I have an amazing husband who will come home soon and be grateful for watching over and caring for our children. He will be happy at how clean the house is (and to be completely honest, if it wasn't clean, he really wouldn't care) but I still worry about it. Tomorrow my friend would have the same attitude toward my house as she has toward her own, it's a house, and it's clean enough. Haha.
But I still worry.

These thoughts drive me crazy! I worry constantly over what others will think and what it comes down to really, is I worry that I don't think off it highly enough.

What kind of a person am I to not want to do the dishes?
How have you not even cared enough to get your kids or yourself dressed today?
What, you're too good to put clothes in the drawer?

All these things really don't matter. Because these thoughts are only Satan trying to bring me down. And for a minute today, he almost succeeded.
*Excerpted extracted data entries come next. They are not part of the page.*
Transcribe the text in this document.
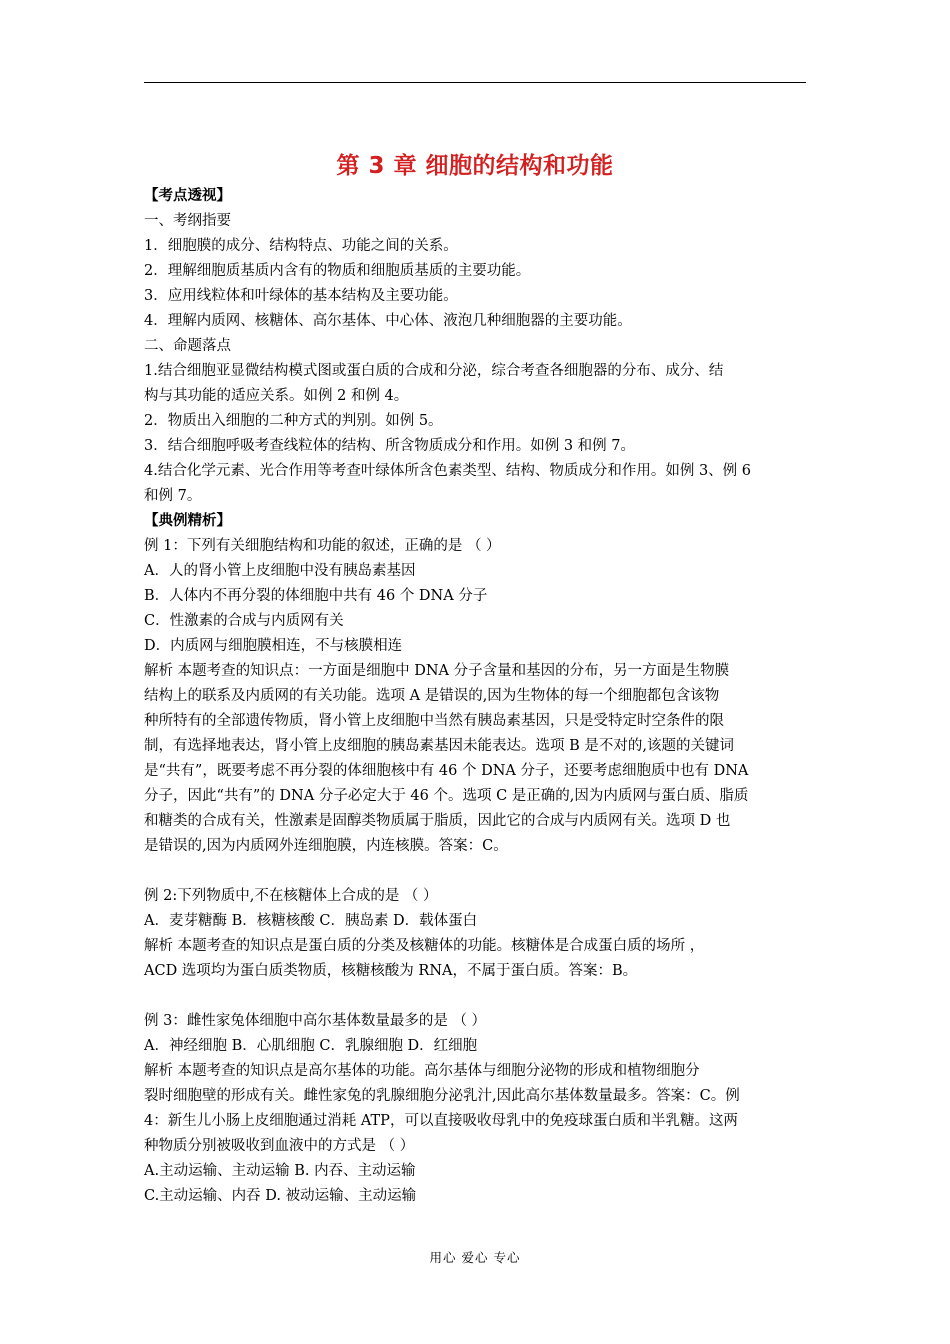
第 3 章 细胞的结构和功能

【考点透视】

一、考纲指要

1．细胞膜的成分、结构特点、功能之间的关系。

2．理解细胞质基质内含有的物质和细胞质基质的主要功能。

3．应用线粒体和叶绿体的基本结构及主要功能。

4．理解内质网、核糖体、高尔基体、中心体、液泡几种细胞器的主要功能。

二、命题落点

1.结合细胞亚显微结构模式图或蛋白质的合成和分泌，综合考查各细胞器的分布、成分、结

构与其功能的适应关系。如例 2 和例 4。

2．物质出入细胞的二种方式的判别。如例 5。

3．结合细胞呼吸考查线粒体的结构、所含物质成分和作用。如例 3 和例 7。

4.结合化学元素、光合作用等考查叶绿体所含色素类型、结构、物质成分和作用。如例 3、例 6

和例 7。

【典例精析】

例 1：下列有关细胞结构和功能的叙述，正确的是 （ ）

A．人的肾小管上皮细胞中没有胰岛素基因

B．人体内不再分裂的体细胞中共有 46 个 DNA 分子

C．性激素的合成与内质网有关

D．内质网与细胞膜相连，不与核膜相连

解析 本题考查的知识点：一方面是细胞中 DNA 分子含量和基因的分布，另一方面是生物膜

结构上的联系及内质网的有关功能。选项 A 是错误的,因为生物体的每一个细胞都包含该物

种所特有的全部遗传物质，肾小管上皮细胞中当然有胰岛素基因，只是受特定时空条件的限

制，有选择地表达，肾小管上皮细胞的胰岛素基因未能表达。选项 B 是不对的,该题的关键词

是“共有”，既要考虑不再分裂的体细胞核中有 46 个 DNA 分子，还要考虑细胞质中也有 DNA

分子，因此“共有”的 DNA 分子必定大于 46 个。选项 C 是正确的,因为内质网与蛋白质、脂质

和糖类的合成有关，性激素是固醇类物质属于脂质，因此它的合成与内质网有关。选项 D 也

是错误的,因为内质网外连细胞膜，内连核膜。答案：C。

例 2:下列物质中,不在核糖体上合成的是 （ ）

A．麦芽糖酶 B．核糖核酸 C．胰岛素 D．载体蛋白

解析 本题考查的知识点是蛋白质的分类及核糖体的功能。核糖体是合成蛋白质的场所 ，

ACD 选项均为蛋白质类物质，核糖核酸为 RNA，不属于蛋白质。答案：B。

例 3：雌性家兔体细胞中高尔基体数量最多的是 （ ）

A．神经细胞 B．心肌细胞 C．乳腺细胞 D．红细胞

解析 本题考查的知识点是高尔基体的功能。高尔基体与细胞分泌物的形成和植物细胞分

裂时细胞壁的形成有关。雌性家兔的乳腺细胞分泌乳汁,因此高尔基体数量最多。答案：C。例

4：新生儿小肠上皮细胞通过消耗 ATP，可以直接吸收母乳中的免疫球蛋白质和半乳糖。这两

种物质分别被吸收到血液中的方式是 （ ）

A.主动运输、主动运输 B. 内吞、主动运输

C.主动运输、内吞 D. 被动运输、主动运输

用心 爱心 专心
Because it's one of those days.
Not a bad day.
Not a particularly good day.
Just one of those days... And it's so hard! there's so much to do, I don't have any energy to do it and I really don't even care.
It would just be so much easier to give up.
Throw my hands up in the air and say, I QUIT!

But I have to remind myself, that yes it's one of those days.
Just one of those days.... Only one of those days! Just one!
Tomorrow will be different, could be worse, but most likely it'll be better.
Am I really gonna quit over one day?

Nope.
I'll keep on keepin' on.
Pressing forward
And fake it til I make it.

Why?
Because I've come WAY too far to quit because of just ONE stupid day...

Besides, we read constantly in the Book of Mormon, "It came to pass" it never came to stay.

Then, during conference, I had a moment of understanding that kind of defined what was really going on above:



Linda S. Reeves in her talk Saturday morning in General Conference April 2014 said, “It’s Ok if the house is a mess and the children are still in their pajamas and some responsibilities are left undone. The Only things that really need to be accomplished in the home are daily scripture study and prayer, and weekly family home evening.”


Like Sister Reeves, we try to do these things but they aren’t always the top priority. And, like her, amidst the chaos of everyday life they are sometimes neglected.


When we start focusing on these most important things, even if it means forgetting the chores, letting the kids run around in their pajamas and eating cold cereal for dinner and breakfast, after a while these practices will be more of a help and an enlightening tool that will allow the spirit in our homes and make all the chaos of daily life and home chores be lessened.


Stop beating yourself up over not keeping up with the dishes and letting your kids run around in pajamas. Focus on the better part and keep the spirit in your home. A bonus: the more the spirit is in your home the less you’ll feel guilty about the little things, because in the grand scheme of things, they won’t matter eternally.